We have decided to use two types of flours , but you can use only one if you prefer. In the case of oatmeal, if you can't find it in any store, you can create it yourself by grinding the oatmeal flakes. It will also be cheaper than buying it made.

About the milk, the recipe is made with coconut milk and we assure you that you will not notice the taste. If you prefer, you can change it for soy or almond, which will give it a special touch as well. The sense of using the coconut is to add a little good fat, since the recipe hardly contains.
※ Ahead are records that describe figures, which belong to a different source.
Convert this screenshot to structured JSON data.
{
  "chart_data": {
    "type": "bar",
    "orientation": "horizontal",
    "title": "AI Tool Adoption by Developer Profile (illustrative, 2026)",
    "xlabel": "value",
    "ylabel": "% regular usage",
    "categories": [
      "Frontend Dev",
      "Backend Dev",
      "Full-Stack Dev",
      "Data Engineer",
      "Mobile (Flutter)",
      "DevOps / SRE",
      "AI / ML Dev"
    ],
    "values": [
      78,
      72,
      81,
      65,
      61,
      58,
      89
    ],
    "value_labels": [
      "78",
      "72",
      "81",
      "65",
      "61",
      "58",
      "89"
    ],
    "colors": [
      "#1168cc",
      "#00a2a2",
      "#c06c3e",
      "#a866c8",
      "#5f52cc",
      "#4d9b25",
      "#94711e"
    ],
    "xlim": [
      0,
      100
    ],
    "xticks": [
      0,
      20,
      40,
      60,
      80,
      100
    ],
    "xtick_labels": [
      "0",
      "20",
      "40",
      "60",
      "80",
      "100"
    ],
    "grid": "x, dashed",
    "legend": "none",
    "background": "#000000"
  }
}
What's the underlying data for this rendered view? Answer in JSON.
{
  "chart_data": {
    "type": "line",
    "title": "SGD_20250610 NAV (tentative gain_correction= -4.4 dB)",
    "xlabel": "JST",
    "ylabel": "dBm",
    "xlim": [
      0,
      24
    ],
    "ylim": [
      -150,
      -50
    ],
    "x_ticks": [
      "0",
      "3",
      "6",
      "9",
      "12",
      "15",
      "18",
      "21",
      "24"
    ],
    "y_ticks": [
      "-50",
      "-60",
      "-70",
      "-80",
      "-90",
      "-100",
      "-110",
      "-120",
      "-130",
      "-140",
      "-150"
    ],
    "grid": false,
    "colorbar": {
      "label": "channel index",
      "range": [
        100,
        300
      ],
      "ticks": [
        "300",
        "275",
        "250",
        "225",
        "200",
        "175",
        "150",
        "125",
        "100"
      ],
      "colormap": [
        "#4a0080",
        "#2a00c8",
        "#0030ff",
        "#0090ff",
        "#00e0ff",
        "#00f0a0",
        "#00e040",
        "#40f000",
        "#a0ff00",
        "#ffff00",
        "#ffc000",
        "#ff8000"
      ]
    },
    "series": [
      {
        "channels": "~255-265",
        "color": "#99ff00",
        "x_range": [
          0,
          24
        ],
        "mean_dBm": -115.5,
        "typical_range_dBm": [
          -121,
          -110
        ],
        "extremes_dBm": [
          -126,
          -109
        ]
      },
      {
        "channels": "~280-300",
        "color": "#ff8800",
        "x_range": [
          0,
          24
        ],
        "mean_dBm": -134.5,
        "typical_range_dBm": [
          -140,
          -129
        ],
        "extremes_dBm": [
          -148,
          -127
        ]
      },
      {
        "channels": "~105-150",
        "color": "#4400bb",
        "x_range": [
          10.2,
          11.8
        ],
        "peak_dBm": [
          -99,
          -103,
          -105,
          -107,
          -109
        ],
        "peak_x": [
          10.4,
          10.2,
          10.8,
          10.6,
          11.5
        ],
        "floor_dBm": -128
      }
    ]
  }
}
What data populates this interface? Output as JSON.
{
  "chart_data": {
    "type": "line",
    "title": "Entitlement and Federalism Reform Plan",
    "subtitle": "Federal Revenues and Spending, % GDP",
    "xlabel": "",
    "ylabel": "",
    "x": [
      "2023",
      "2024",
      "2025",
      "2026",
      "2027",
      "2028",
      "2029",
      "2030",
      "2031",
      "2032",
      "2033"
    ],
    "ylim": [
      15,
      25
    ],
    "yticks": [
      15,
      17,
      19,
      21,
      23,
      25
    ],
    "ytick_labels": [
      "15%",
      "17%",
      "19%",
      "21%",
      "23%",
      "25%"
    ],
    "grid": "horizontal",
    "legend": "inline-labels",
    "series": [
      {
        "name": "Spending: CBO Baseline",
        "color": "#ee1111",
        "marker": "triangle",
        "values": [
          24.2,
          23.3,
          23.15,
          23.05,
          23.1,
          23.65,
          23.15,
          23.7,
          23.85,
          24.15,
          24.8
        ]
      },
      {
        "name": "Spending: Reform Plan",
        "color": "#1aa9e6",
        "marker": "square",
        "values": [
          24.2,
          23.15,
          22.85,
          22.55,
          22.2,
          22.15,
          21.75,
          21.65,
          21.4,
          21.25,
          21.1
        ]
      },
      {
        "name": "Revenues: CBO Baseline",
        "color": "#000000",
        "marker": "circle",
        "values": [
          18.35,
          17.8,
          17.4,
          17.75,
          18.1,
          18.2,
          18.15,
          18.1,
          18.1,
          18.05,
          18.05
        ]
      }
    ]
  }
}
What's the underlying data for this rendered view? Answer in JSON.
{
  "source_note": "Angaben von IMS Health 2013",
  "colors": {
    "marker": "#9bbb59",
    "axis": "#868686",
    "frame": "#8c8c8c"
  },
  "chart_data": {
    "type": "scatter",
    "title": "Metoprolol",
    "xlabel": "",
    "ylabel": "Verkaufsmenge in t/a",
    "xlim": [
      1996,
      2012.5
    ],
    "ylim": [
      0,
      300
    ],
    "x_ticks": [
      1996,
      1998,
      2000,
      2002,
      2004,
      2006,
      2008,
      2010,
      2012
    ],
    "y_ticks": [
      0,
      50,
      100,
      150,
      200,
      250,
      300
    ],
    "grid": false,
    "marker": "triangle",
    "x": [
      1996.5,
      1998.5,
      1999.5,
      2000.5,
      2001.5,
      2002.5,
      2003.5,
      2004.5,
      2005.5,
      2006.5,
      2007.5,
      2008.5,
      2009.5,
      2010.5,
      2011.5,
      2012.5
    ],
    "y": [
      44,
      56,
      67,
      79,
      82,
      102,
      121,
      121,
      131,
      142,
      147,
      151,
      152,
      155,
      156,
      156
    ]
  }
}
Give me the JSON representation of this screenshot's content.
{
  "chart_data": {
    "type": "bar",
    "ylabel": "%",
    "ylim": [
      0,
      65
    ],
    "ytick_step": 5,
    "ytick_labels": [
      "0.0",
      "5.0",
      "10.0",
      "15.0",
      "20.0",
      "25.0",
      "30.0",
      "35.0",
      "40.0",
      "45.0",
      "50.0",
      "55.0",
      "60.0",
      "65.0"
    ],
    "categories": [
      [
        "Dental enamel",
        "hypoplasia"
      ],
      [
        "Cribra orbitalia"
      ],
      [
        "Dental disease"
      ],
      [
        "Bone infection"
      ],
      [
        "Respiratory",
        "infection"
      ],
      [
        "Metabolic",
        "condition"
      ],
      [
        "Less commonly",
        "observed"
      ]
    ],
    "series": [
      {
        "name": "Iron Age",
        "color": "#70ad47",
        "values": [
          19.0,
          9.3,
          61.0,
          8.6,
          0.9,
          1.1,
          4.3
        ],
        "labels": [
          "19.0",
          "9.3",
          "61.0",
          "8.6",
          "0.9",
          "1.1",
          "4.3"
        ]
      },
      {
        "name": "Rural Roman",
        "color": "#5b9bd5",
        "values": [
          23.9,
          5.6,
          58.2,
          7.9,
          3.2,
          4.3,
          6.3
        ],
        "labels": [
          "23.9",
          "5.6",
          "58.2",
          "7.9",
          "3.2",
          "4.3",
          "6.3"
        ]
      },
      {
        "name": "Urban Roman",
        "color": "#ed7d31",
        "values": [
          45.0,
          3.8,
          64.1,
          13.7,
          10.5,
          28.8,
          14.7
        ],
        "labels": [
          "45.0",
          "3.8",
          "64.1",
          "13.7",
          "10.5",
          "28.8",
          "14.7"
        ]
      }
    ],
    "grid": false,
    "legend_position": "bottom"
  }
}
Each individual donut contains 150 calories , 5.9 grams of fat (4.3 grams saturated), 2.2 grams of fiber and 3.2 grams of protein.

As we always tell you, we hope to see your results on our social networks like Instagram !

Ingredients

  • 1/4 cup of pumpkin puree (65 gr)
  • 1/2 cup + 2 tablespoons of buckwheat flour (75 gr)
  • 1/2 cup + 2 tablespoons of oatmeal (80 gr)
  • 1/2 teaspoon of baking soda
  • 1/2 cup canned coconut milk (125 ml)
  • 1/4 cup brown sugar or brown sugar (50 gr)
  • 1 and 1/2 teaspoons of apple cider vinegar

Preparation

Pre-heat the oven

Start by heating your oven to 200º C.

In a bowl…

Add the flours, the brown sugar and the baking soda. Stir well.

Also add the coconut milk, the pumpkin puree and the vinegar and continue stirring until there is a homogeneous mass.

Prepare the molds

If you think your molds are non-stick and the mixture may stick, grease them with a little coconut oil.

Pour the mixture into the molds. It will give you 6 servings.

Baked!

Bake them for about 15 minutes, making sure they don't burn. When they are golden brown, remove them from the oven and let them cool before removing from the mold.